Call it snobbery or whatever you would like, but I still believe that this is true.
A college education provides options and opens doors that are shut without them. I can't imagine doing anything in life, that would fullfil me personally, that does not require a graduate degree. "I" would be miserable without that option. Others might not. Why not get the degree and realize that it is needed instead of never getting it and needing one.

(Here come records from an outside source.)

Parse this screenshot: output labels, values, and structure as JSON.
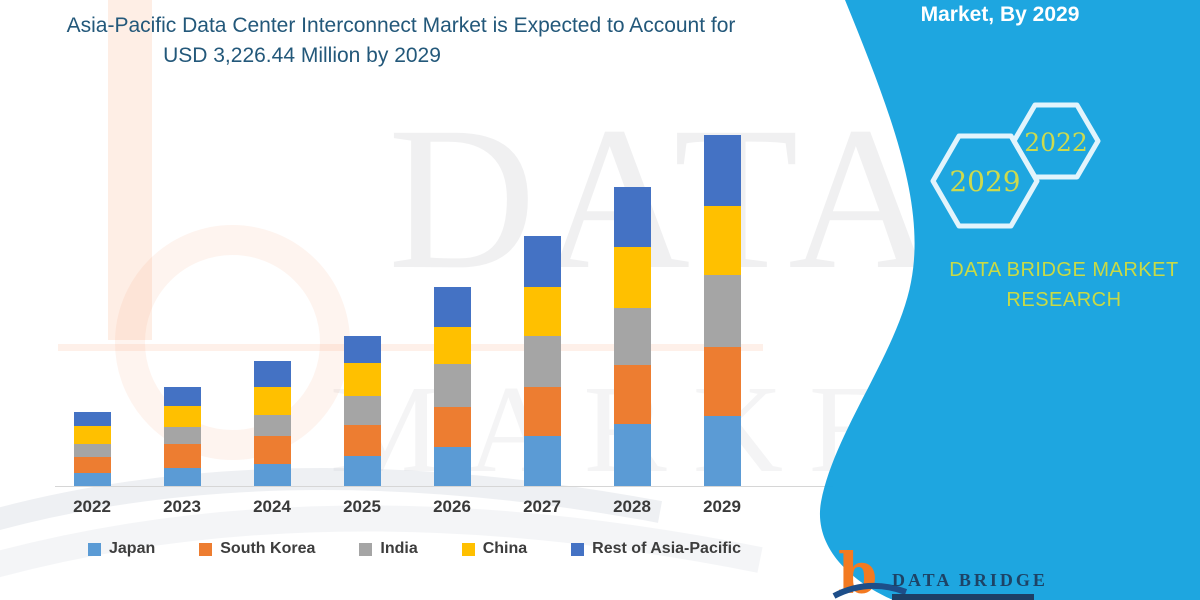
{
  "header": {
    "title_line1": "Asia-Pacific Data Center Interconnect Market is Expected to Account for",
    "title_line2": "USD 3,226.44 Million by 2029",
    "panel_heading": "Market, By 2029"
  },
  "side_panel": {
    "panel_color": "#17a3df",
    "hexagon_large_label": "2029",
    "hexagon_small_label": "2022",
    "hexagon_stroke_color": "#e2f4fc",
    "brand_text_color": "#c9da45",
    "brand_line1": "DATA BRIDGE MARKET",
    "brand_line2": "RESEARCH"
  },
  "footer_logo": {
    "glyph": "b",
    "glyph_color": "#f37a21",
    "brand": "DATA BRIDGE",
    "brand_color": "#1d4366"
  },
  "watermark": {
    "line1": "DATA BRIDGE",
    "line2": "MARKET RESEARCH"
  },
  "chart_data": {
    "type": "bar",
    "stacked": true,
    "unit": "USD Million",
    "title": "Asia-Pacific Data Center Interconnect Market is Expected to Account for USD 3,226.44 Million by 2029",
    "highlight_value_2029_total": 3226.44,
    "categories": [
      "2022",
      "2023",
      "2024",
      "2025",
      "2026",
      "2027",
      "2028",
      "2029"
    ],
    "series": [
      {
        "name": "Japan",
        "color": "#5B9BD5",
        "values": [
          120,
          165,
          202,
          276,
          359,
          460,
          570,
          643
        ]
      },
      {
        "name": "South Korea",
        "color": "#ED7D31",
        "values": [
          147,
          220,
          257,
          285,
          368,
          450,
          542,
          634
        ]
      },
      {
        "name": "India",
        "color": "#A5A5A5",
        "values": [
          119,
          156,
          193,
          267,
          395,
          469,
          524,
          662
        ]
      },
      {
        "name": "China",
        "color": "#FFC000",
        "values": [
          165,
          193,
          257,
          303,
          340,
          450,
          561,
          634
        ]
      },
      {
        "name": "Rest of Asia-Pacific",
        "color": "#4472C4",
        "values": [
          129,
          175,
          239,
          248,
          368,
          469,
          552,
          653.44
        ]
      }
    ],
    "totals": [
      680,
      909,
      1148,
      1379,
      1830,
      2298,
      2749,
      3226.44
    ],
    "ylim": [
      0,
      3300
    ],
    "gridlines": false,
    "legend_position": "bottom",
    "legend_order": [
      "Japan",
      "South Korea",
      "India",
      "China",
      "Rest of Asia-Pacific"
    ]
  }
}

AM, I get this sentiment but I disagree in a way. I know that there are challenges that my children will face because they are Black however I don't want them to ever feel that because they are Black
, they must do certain things even if they don't want to because it's the only
way they can make something of themselves in a racist world. I think that's too limiting. Especially since even with the degrees, they will still face all kinds of opposition simply because of their race. Why not pursue what they are truly passionate about (and if it's higher education, so be it)? That way, when they do come upon racism, it mitigates the pain and frustration.
I totally get the importance of education for Black people. As I've said before, education is what took my father out of an extremely poor village in Nigeria and got him to the U.S. But at his age now, his degrees are not really applicable to what he's doing now and he's doing what he's passionate about. For him, the degrees served as a means to an end. So I understand what you're saying.
What I'm happy about is that nowadays, things have changed significantly at least in this country. It's not the same as it was 50 years ago although we still face lots of challenges. I have to say, even though I'm a skeptic, things have changed because 50 years ago, there's no way in hell a person of color would be president. It's not all a bed of roses now but . . . it's different--Better. Especially for us living in the U.S. Were I living in a different country, I don't think I'd have the same attitude). Better. Higher education, while worthwhile, IMHO, doesn't have to be the only way out (neither does hip-hop or basketball for that matter) especially for smart, gifted, talented, energetic, enterprising, outgoing folks willing to work hard and network, network, network, hustle, hustle, hustle (legally, of course). But it certainly can be. I'm down to support any way that gives my babies the fulfillment and joy they want. But, to be sure, there must always be a well-thought out, bulletproof plan. And then a back-up. Because honestly, no child of mine is going to tell me he's not going to college and not give me a realistic, productive alternative and think I'm going to be a-ok with that.